If $x,y,z$ are positive integers and $z(xz+1)^2=(5z+2y)(2z+y)$, prove that $z$ is an odd perfect square.
Problem
Source: 2013 Taiwan TST
Tags: number theory, Taiwan, Taiwan TST 2013
12.07.2015 20:42
Let $d = GCD(y,z)$. Then there are two coprime positive integers $r$ and $s$ s.t. $y=rd$ and $z=sd$, which inserted in the original equation $(1) \;\; z(xz + 1)^2 = (5z + 2y)(2z + y)$ result in $(2) \;\; s(dsx + 1)^2 = d(5s + 2r)(2s+ r)$. Hence $d|s$ by (2), i.e. $s = td$ for a positive integer $t$, which inserted in (2) give us $(3) \;\; t(d^2tx + 1)^2 = (5dt + 2r)(2dt + r)$. According to (3) we have $t | 2r^2$, yielding $t | 2$ since $1 = GCD(r,s) = GCD(r,td)$ implies $GCD(r,t)=1$. Next assume $t=2$. Inserting this value of $t$ in (3), we obtain $(4) \;\; (2d^2x + 1)^2 = (5d + r)(4d + r)$. If $p$ is a prime divisor of $5d + r$ and $4d + r$, then $p \mid (5d + r) - (4d + r) = d$ and $p \mid 5(4d + r) - 4(5d + r) = r$, implying $p \mid GCD(r,d)=1$. This contradiction means $GCD(5d+r,4d+r) = 1$. Hence by (4) $(5) \;\; 5d + r = u^2$, $(6) \;\; 4d + r = v^2$, $(7) \;\; 2d^2x + 1 = uv$, where $u$ and $v$ are coprime positive integers. By (5)-(6) we obtain $u^2 - v^2 = (5d + r) - (4r + r) = d$, which combined with (7) give us $uv > 2d^2x > d^2 = (u^2 - v^2)^2 = (u - v)^2 \cdot (u + v)^2 \geq 1^2 \cdot 4uv = 4uv$. Consequently $t \neq 2$ by contradiction.
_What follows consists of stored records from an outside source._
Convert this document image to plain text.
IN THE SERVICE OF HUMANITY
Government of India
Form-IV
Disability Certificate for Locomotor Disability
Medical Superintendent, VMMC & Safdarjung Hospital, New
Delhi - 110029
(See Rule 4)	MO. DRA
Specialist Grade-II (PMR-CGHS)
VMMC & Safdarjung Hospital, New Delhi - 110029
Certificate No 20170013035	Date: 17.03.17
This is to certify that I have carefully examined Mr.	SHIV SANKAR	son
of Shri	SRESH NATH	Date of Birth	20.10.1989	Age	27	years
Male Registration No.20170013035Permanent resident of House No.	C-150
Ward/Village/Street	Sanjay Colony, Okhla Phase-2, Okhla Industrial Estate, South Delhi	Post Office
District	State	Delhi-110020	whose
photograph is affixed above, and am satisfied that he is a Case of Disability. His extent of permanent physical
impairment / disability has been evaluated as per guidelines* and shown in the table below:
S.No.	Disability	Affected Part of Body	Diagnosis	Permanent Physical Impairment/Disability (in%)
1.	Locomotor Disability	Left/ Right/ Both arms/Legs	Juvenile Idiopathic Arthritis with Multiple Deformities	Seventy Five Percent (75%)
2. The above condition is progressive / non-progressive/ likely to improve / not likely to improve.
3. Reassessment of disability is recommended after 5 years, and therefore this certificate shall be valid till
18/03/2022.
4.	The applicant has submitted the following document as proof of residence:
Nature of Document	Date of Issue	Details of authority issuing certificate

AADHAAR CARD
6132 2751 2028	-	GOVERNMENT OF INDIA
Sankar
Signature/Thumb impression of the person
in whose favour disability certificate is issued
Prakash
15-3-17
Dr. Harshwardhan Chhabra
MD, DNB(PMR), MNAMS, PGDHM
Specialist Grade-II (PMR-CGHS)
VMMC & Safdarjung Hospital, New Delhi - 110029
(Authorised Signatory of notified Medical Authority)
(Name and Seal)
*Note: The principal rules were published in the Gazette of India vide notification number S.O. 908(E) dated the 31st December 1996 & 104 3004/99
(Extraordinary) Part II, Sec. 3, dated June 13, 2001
Hence $t=1$ (since $t|2$), which inserted in (3) result in $(8) \;\; (d^2x + 1)^2 = (5d + 2r)(2d + r)$. Moreover $z = sd = td^2 = d^2$. If $d$ is even, then the LHS of (8) is odd and the RHS of (8) is even (since $5d + 2r$ is even). Therefore $d$ is not even, i.e. $z=d^2$ is an odd perfect square. q.e.d.